Uitspraak
GERECHTSHOF ARNHEM-LEEUWARDEN
verzoeker in hoger beroep,
Gerechtshof Arnhem-Leeuwarden
In deze zaak gaat het om een hoger beroep van de vader tegen een beschikking van de rechtbank Midden-Nederland, waarin zijn verzoek tot gezamenlijk gezag en een zorg-/omgangsregeling is afgewezen. De ouders hebben van 2008 tot 2015 een relatie gehad en zijn de ouders van twee minderjarigen, geboren in 2012 en 2014. De vader heeft de kinderen erkend, maar de moeder oefent het ouderlijk gezag alleen uit. Sinds juni 2016 staan de kinderen onder toezicht van de gecertificeerde instelling Samen Veilig Midden-Nederland. De vader verzoekt in hoger beroep om gezamenlijk gezag en een omgangsregeling, maar de moeder verzet zich hiertegen en vraagt om bekrachtiging van de eerdere beschikking.
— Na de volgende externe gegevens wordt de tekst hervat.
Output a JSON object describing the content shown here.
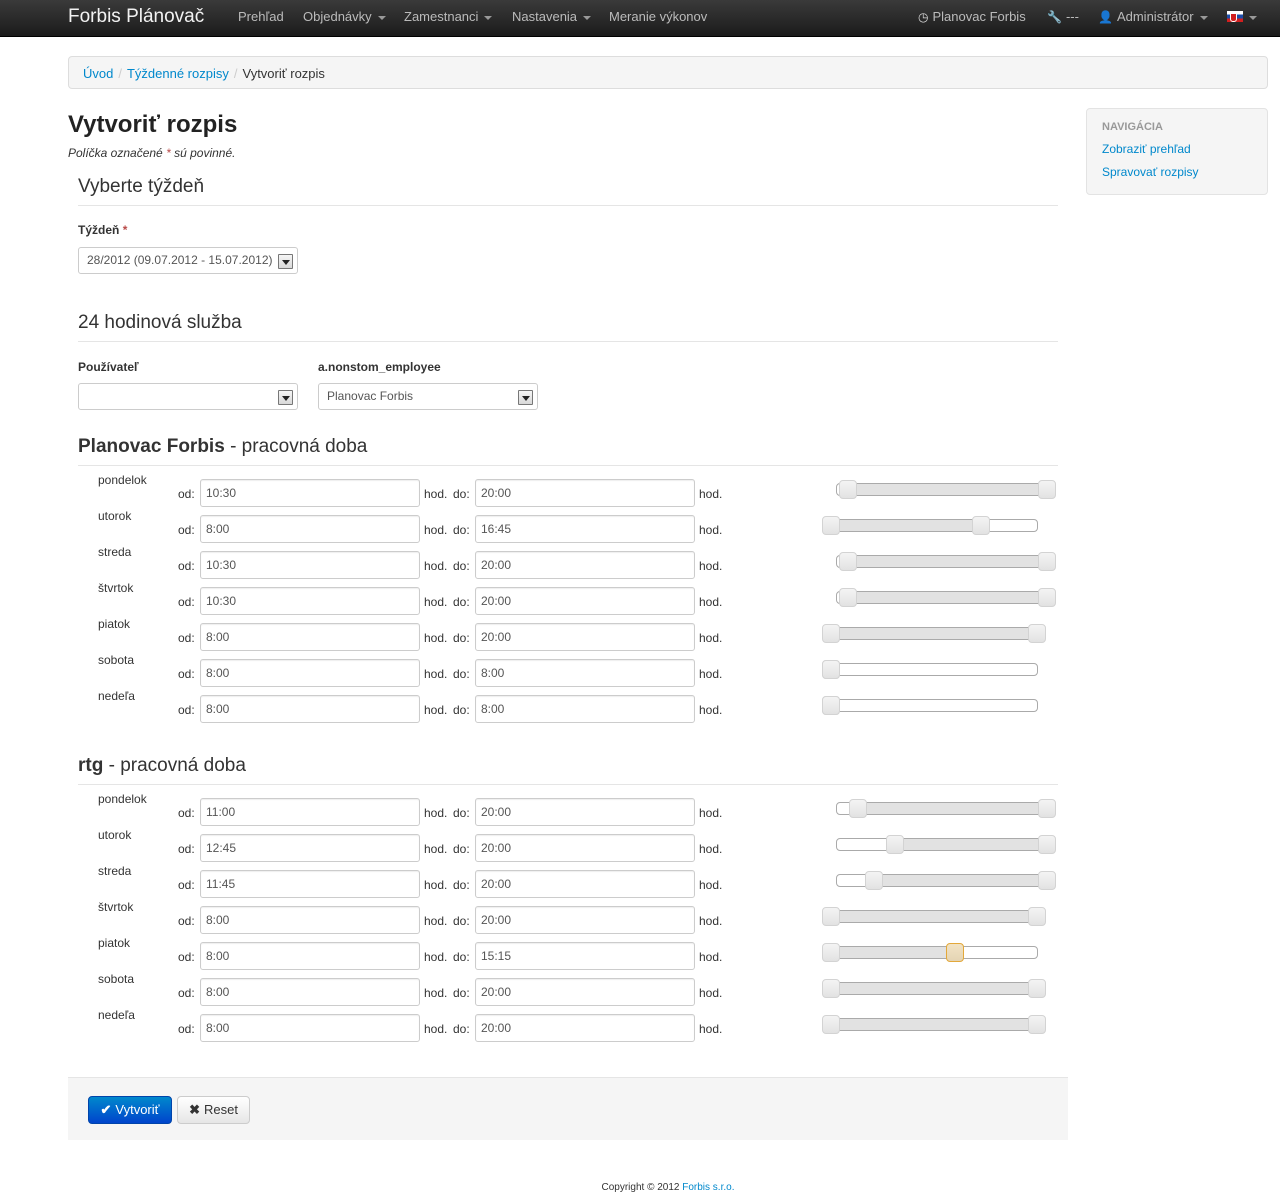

Tijdens de mondelinge behandeling op 24 oktober 2017 is gebleken dat er ernstige communicatieproblemen zijn tussen de ouders, en dat de vader de moeder al lange tijd lastigvalt, wat leidt tot een inbreuk op haar persoonlijke levenssfeer. De rechtbank heeft eerder geoordeeld dat omgang met de vader in strijd is met de belangen van de kinderen, en het hof sluit zich hierbij aan. De vader heeft een narcistische persoonlijkheidsstoornis en er is geen bewijs dat hij zijn gedrag heeft aangepast. Het hof oordeelt dat de vader niet-ontvankelijk moet worden verklaard in zijn verzoek tot wijziging van het gezag en bekrachtigt de eerdere beschikking met betrekking tot de omgangsregeling.
De beslissing van het hof is dat de vader niet-ontvankelijk wordt verklaard in zijn hoger beroep tegen de wijziging van het gezag en dat de beschikking van de rechtbank wordt bekrachtigd voor wat betreft de omgangsregeling. De vader wordt in zijn verzoeken afgewezen.